“Is there something wrong? Do you have some sort of feedback for me?” I ask but I’m just rambling in an effort to hide how much being with him like this is turning me on.
“I asked you to come speak with me so we could get to know each other a little better. You might say that things have been a bit hectic in my business life, and I haven’t had a real opportunity to speak with you since your interview.”
“Okay, I’d like that.”
“So, you told me that you grew up in the orphanage and you’ve been working in a bar, but you couldn’t tend a bar until you turned twenty-one, right? So, what were you doing before that?”
“I worked in the same place. I started out bussing tables in the dining room when I was eighteen and worked my way up to waitress. When I had enough money saved, I went to bartending school, and as soon as a position opened up, I grabbed it.”
“Why bartending?”
“It isn’t my career goal. It’s just that bartenders make more money than waitresses and I wanted to save money for college.”
“Alright, so what is the end goal?”
“I’m not exactly sure. I thought, maybe, teaching. Something with kids, anyway.”
“Why children?”
“I don’t know. I guess, maybe, because I didn’t have the best childhood and I want to help other kids so they don’t suffer the way that I have.”
“That’s sweet and honorable. You’re a good person, Jessie. You’re beautiful inside and out.”
I bite my bottom lip as butterflies flutter in my stomach. “I don’t know about that. I just want to do something that makes me feel good about myself. That may be selfish, right?”
He grins and drapes his arm over the back of the sofa. “No, sweetheart. I don’t think that’s selfish. A girl who looks like you could have found a lot of other ways to make money and feel good about yourself. ”
“That could never be me. I don’t like being in the spotlight.

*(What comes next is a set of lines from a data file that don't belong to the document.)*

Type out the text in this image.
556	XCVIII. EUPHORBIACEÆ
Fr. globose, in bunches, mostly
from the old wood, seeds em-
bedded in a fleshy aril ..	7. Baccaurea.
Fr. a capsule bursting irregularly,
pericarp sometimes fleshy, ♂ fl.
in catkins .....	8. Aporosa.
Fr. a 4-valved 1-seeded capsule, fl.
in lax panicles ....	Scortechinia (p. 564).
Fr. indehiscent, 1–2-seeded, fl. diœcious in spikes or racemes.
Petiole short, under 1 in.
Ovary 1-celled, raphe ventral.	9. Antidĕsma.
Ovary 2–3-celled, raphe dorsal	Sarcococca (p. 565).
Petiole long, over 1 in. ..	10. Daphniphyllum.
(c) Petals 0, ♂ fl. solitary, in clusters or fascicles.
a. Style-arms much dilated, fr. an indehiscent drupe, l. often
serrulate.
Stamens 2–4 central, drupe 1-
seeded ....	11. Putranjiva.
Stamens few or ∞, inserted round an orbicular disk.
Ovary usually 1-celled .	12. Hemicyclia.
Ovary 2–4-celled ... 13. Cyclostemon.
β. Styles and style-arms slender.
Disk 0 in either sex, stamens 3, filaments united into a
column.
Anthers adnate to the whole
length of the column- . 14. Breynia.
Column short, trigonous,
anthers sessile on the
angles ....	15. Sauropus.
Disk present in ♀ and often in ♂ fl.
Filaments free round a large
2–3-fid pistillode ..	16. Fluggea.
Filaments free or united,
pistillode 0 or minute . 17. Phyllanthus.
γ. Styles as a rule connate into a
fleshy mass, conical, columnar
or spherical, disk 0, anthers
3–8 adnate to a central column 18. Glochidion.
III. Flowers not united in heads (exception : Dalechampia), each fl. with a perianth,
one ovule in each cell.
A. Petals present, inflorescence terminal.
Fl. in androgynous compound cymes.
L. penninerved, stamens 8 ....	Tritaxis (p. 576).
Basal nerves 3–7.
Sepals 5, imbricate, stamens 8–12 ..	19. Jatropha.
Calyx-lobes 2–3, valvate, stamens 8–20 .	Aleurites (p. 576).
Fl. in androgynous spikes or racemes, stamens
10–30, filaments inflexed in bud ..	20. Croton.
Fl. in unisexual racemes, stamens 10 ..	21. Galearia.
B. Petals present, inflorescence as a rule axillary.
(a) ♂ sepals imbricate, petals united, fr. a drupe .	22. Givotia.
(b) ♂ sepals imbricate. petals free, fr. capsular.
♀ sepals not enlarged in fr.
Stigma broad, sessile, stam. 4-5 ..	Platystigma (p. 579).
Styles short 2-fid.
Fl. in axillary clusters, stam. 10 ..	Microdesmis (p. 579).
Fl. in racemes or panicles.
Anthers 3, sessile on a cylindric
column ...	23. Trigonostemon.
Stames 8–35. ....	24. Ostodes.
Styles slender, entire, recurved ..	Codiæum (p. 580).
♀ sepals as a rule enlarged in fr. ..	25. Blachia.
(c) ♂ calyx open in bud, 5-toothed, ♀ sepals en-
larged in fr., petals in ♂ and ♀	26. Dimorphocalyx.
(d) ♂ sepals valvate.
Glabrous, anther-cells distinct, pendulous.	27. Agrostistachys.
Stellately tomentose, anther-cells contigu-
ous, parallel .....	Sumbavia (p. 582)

It terrifies me.”
“I can tell and I think that’s a very attractive quality to have.”
“My friend from the bar thinks I’m immature because I won’t show more skin at work. I know I could make a lot more tips if I did, but that just doesn’t sit right with me.” I pause for a second and let out a little laugh. “I just realized that maybe the nuns had more influence over me than I thought.”
“That’s not a bad thing, sweetheart. Your innocence is very attractive to me.”
“Really? I thought someone like you would consider me immature or too childish.”
He places his finger on my lips to shush me and looks down at them. I hold my breath as he moves his hand to the side of my face, pulling me closer. This would be an excellent time for him to kiss me. Please let him kiss me. He’s so close. Just an inch or two more and our lips will touch.
I part mine ever so slightly in preparation. I’ve never been this ready for anything before. I close my eyes, ready to receive his kiss, but he lets go of my face and pulls away. Devastated, I open my eyes and look at him. I open my mouth, ready to ask him why he would just pull away from me like that, but my words are stopped in my throat.
Before I can speak, he grabs my arms and pulls me onto his lap. He reaches around to the back of my head with one hand and holds the small of my back with the other as he slams his mouth to mine and kisses me with desperate urgency. He coaxes my lips to part, and when it does, he slides his tongue inside my mouth. Yes. Yes. Yes.
It’s raw, aggressive, and animalistic. How could I have expected anything less from him?
I can feel his stiff erection through his sweatpants, and my insides throb, knowing that he’s intentionally planted me there. I wonder if it would be acceptable to rub myself against it. I’ve never wanted anything as much as I want that, so I do.
With his lips still locked against mine, he moves his hands down to my hips and glides me against his crotch. The roughness of the fabric between us rubs against my sensitive spots, sending shockwaves to my brain.
He takes one hand off my hip and slips it under my shirt. I feel his big, rough hand cup one of my breasts and squeeze. I love feeling his hands on my naked flesh, and I arch my back and clutch his shoulders. He lifts my shirt and drops his head, licking my nipples until they’re hard as rocks.
“You have beautiful tits,” he whispers and squeezes them again.
I’m sweating, panting like a wild beast, and ready for anything that he has in store for me. I want to be at the mercy of his imagination but the red phone hanging on the wall begins to ring and his body becomes stiff as a board.
“Fuck…” He shakes his head, nostrils flaring. He lifts me off his lap and sets me back down on the sofa. “I’m sorry, sweetheart. I’ve got to cut this meeting short, but we’ll pick up where we left off. I promise.”
Cursing under his breath, he leaves me there and goes to his office. I hear the door slam behind him and go upstairs to my room, trying to steady my heartbeat. I get ready for bed but I don’t think I’ll be getting much sleep tonight. This interlude with Jack has awakened something in me that won’t easily go away.